The income of AdvoCare advisors was based on their success at recruiting, with the highest rewards going to those who recruited the most advisors and generated the most purchase volume from their downline.

As noted in our review, AdvoCare did have a retail sale verification policy in place. Based on the FTC’s allegations above however, it appears to have been nothing more than lip service.

How AdvoCare distributors set about recruiting was also a regulatory issue.

To recruit people … AdvoCare and the other defendants told distributors to make exaggerated claims about how much money average people could make—as much as hundreds of thousands or millions of dollars a year.

The FTC alleged that distributors were told to create emotional narratives in which they struggled financially before they joined AdvoCare, but obtained financial success through AdvoCare.

Distributors were also allegedly told to instill fears in potential recruits that they would suffer from regrets later if they declined to invest in AdvoCare.

The defendants told consumers that they could realize large incomes by promoting AdvoCare and that their earning capacity was limited only by their effort.

In reality … AdvoCare did not offer consumers a viable path to financial freedom.

In 2016, 72.3 percent of distributors did not earn any compensation from AdvoCare; another 18 percent earned between one cent and $250; and another 6 percent earned between $250 and $1,000.

The annual earnings distribution was nearly identical for 2012 through 2015.

Rather than assert they aren’t a pyramid scheme and clear their name, AdvoCare and former CEO Brian Connolly consented to a $150 million dollar judgement.
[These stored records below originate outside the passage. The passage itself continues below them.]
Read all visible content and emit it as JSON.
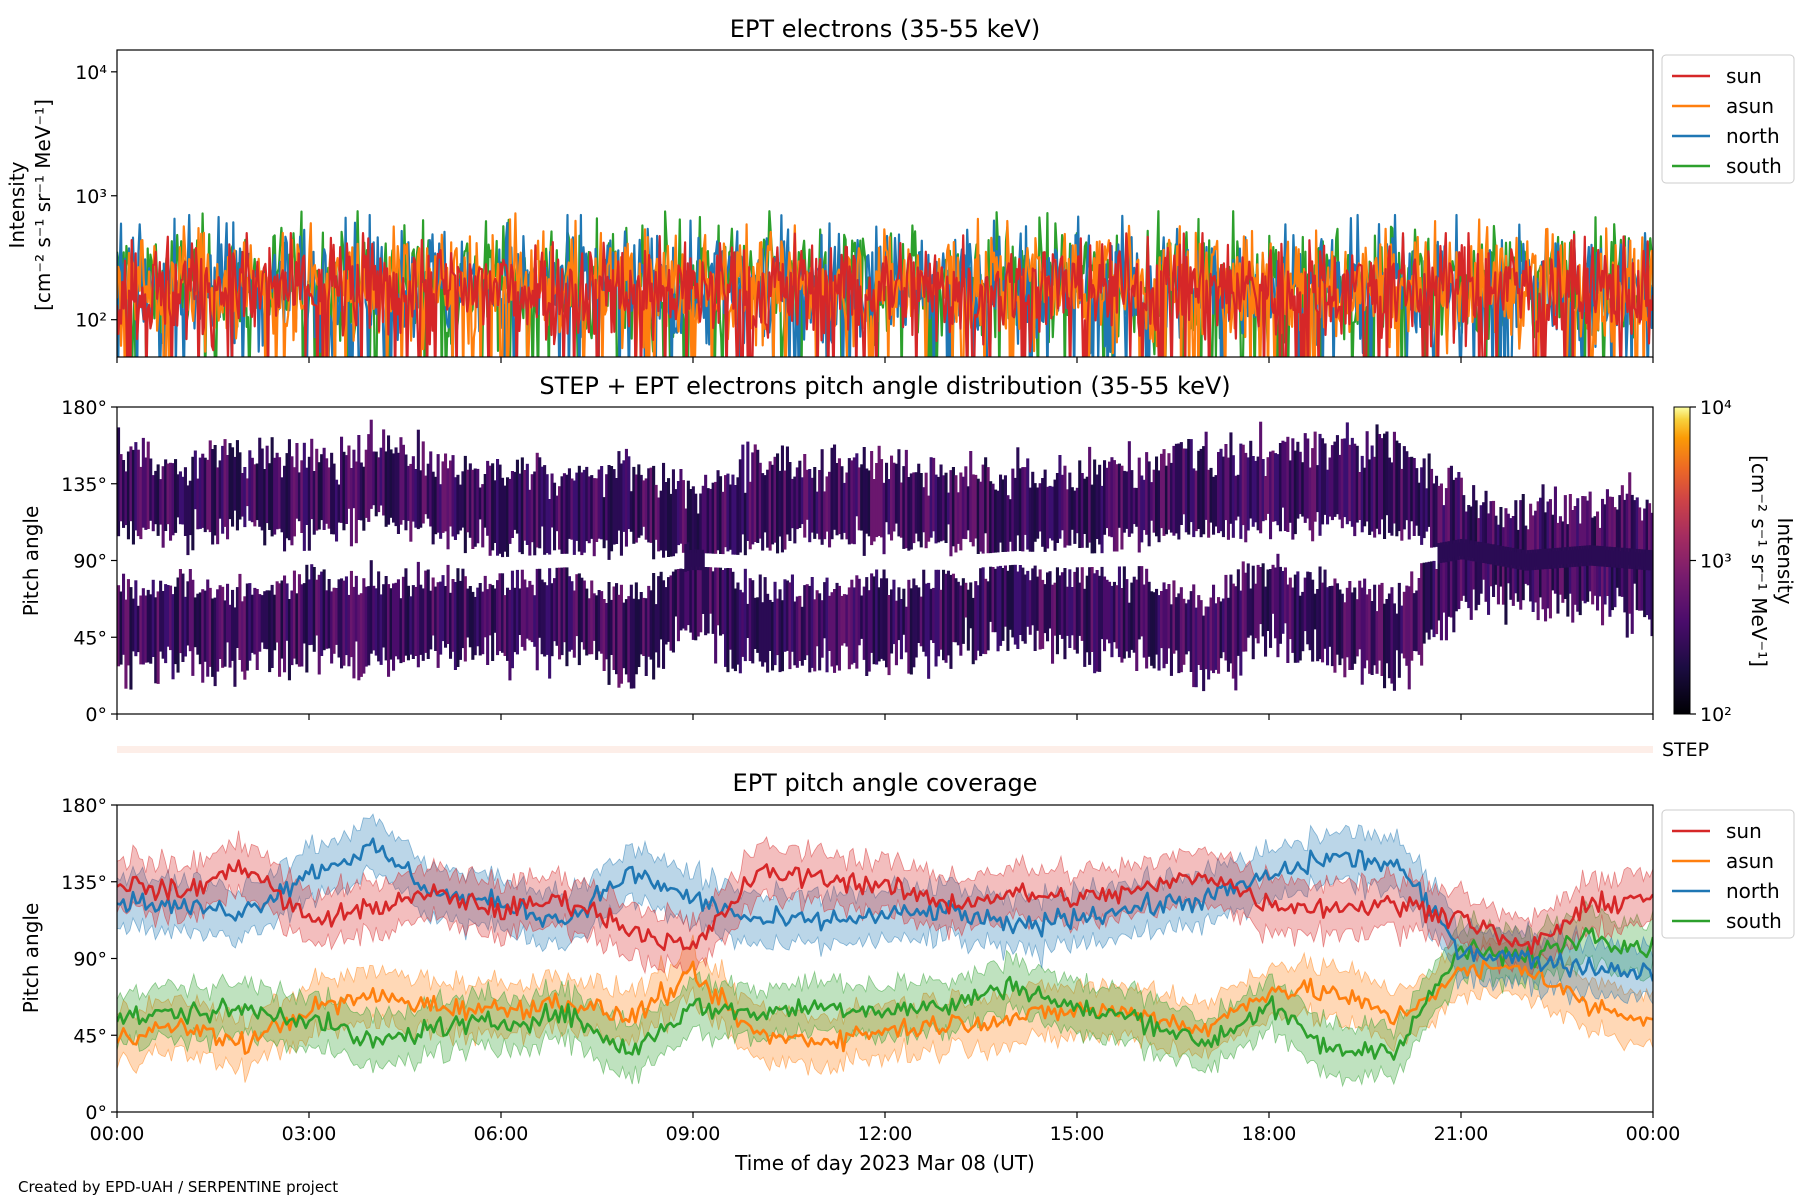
{
  "footer_text": "Created by EPD-UAH / SERPENTINE project",
  "xlabel": "Time of day 2023 Mar 08 (UT)",
  "x_ticks": [
    "00:00",
    "03:00",
    "06:00",
    "09:00",
    "12:00",
    "15:00",
    "18:00",
    "21:00",
    "00:00"
  ],
  "colors": {
    "sun": "#d62728",
    "asun": "#ff7f0e",
    "north": "#1f77b4",
    "south": "#2ca02c"
  },
  "chart_data": [
    {
      "id": "intensity",
      "type": "line",
      "title": "EPT electrons (35-55 keV)",
      "ylabel_line1": "Intensity",
      "ylabel_line2": "[cm⁻² s⁻¹ sr⁻¹ MeV⁻¹]",
      "yscale": "log",
      "ylim": [
        50,
        15000
      ],
      "y_ticks": [
        {
          "value": 100,
          "label": "10²"
        },
        {
          "value": 1000,
          "label": "10³"
        },
        {
          "value": 10000,
          "label": "10⁴"
        }
      ],
      "xlim_hours": [
        0,
        24
      ],
      "legend": [
        "sun",
        "asun",
        "north",
        "south"
      ],
      "legend_position": "outside-right-top",
      "series": [
        {
          "name": "south",
          "typical": 200,
          "spread": 0.35,
          "max": 750
        },
        {
          "name": "north",
          "typical": 190,
          "spread": 0.35,
          "max": 700
        },
        {
          "name": "asun",
          "typical": 190,
          "spread": 0.33,
          "max": 720
        },
        {
          "name": "sun",
          "typical": 180,
          "spread": 0.3,
          "max": 500
        }
      ]
    },
    {
      "id": "pad",
      "type": "heatmap",
      "title": "STEP + EPT electrons pitch angle distribution (35-55 keV)",
      "ylabel": "Pitch angle",
      "ylim": [
        0,
        180
      ],
      "y_ticks": [
        "0°",
        "45°",
        "90°",
        "135°",
        "180°"
      ],
      "colorbar_label_line1": "Intensity",
      "colorbar_label_line2": "[cm⁻² s⁻¹ sr⁻¹ MeV⁻¹]",
      "colorbar_range": [
        100,
        10000
      ],
      "colorbar_scale": "log",
      "colorbar_ticks": [
        "10²",
        "10³",
        "10⁴"
      ],
      "colormap": "inferno",
      "step_strip_label": "STEP"
    },
    {
      "id": "coverage",
      "type": "area",
      "title": "EPT pitch angle coverage",
      "ylabel": "Pitch angle",
      "ylim": [
        0,
        180
      ],
      "y_ticks": [
        "0°",
        "45°",
        "90°",
        "135°",
        "180°"
      ],
      "legend": [
        "sun",
        "asun",
        "north",
        "south"
      ],
      "legend_position": "outside-right-top",
      "x_hours": [
        0,
        1,
        2,
        3,
        4,
        5,
        6,
        7,
        8,
        9,
        10,
        11,
        12,
        13,
        14,
        15,
        16,
        17,
        18,
        19,
        20,
        21,
        22,
        23,
        24
      ],
      "series": [
        {
          "name": "sun",
          "values": [
            135,
            128,
            145,
            112,
            120,
            128,
            118,
            125,
            108,
            95,
            140,
            138,
            132,
            122,
            128,
            125,
            130,
            140,
            122,
            120,
            122,
            115,
            95,
            120,
            128
          ],
          "band": 15
        },
        {
          "name": "north",
          "values": [
            125,
            120,
            118,
            140,
            155,
            128,
            122,
            112,
            140,
            125,
            112,
            112,
            115,
            118,
            108,
            115,
            120,
            125,
            138,
            150,
            145,
            95,
            90,
            85,
            82
          ],
          "band": 15
        },
        {
          "name": "asun",
          "values": [
            45,
            50,
            40,
            60,
            68,
            62,
            60,
            65,
            55,
            80,
            45,
            42,
            48,
            52,
            55,
            60,
            58,
            48,
            72,
            70,
            55,
            82,
            85,
            62,
            55
          ],
          "band": 15
        },
        {
          "name": "south",
          "values": [
            55,
            58,
            60,
            55,
            40,
            50,
            52,
            58,
            35,
            62,
            58,
            62,
            60,
            62,
            75,
            60,
            55,
            40,
            62,
            35,
            38,
            95,
            90,
            105,
            95
          ],
          "band": 15
        }
      ]
    }
  ]
}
Both defendants are also permanently banned from operating an MLM business.

In addition to going after AdvoCare, top distributors Danny and Diane McDaniel (right) and Carlton and Lisa Hardman were also charged with

unlawfully promoting a pyramid scheme, making deceptive earnings claims, and providing others with the means and instrumentalities to do the same.

On October 2nd the Hardmans settled for a $4 million judgement and $100,000 fine.

As part of the Hardmans’ settlement, their residence in Alabama will also be liquidated.

Based on what the FTC has released today and the case not yet appearing on Pacer, it appears the McDaniels have not yet settled.

As part of the AdvoCare’s settlement, the $150 million dollar fine will go towards victims getting “some of their money back from the FTC”.

AdvoCare is also required to honor a 100% refund offer on unused products.

 

Update 3rd October 2019 – Possibly in violation of the consented settlement order, AdvoCare CEO Patrick Wright has denied the FTC’s pyramid scheme allegations.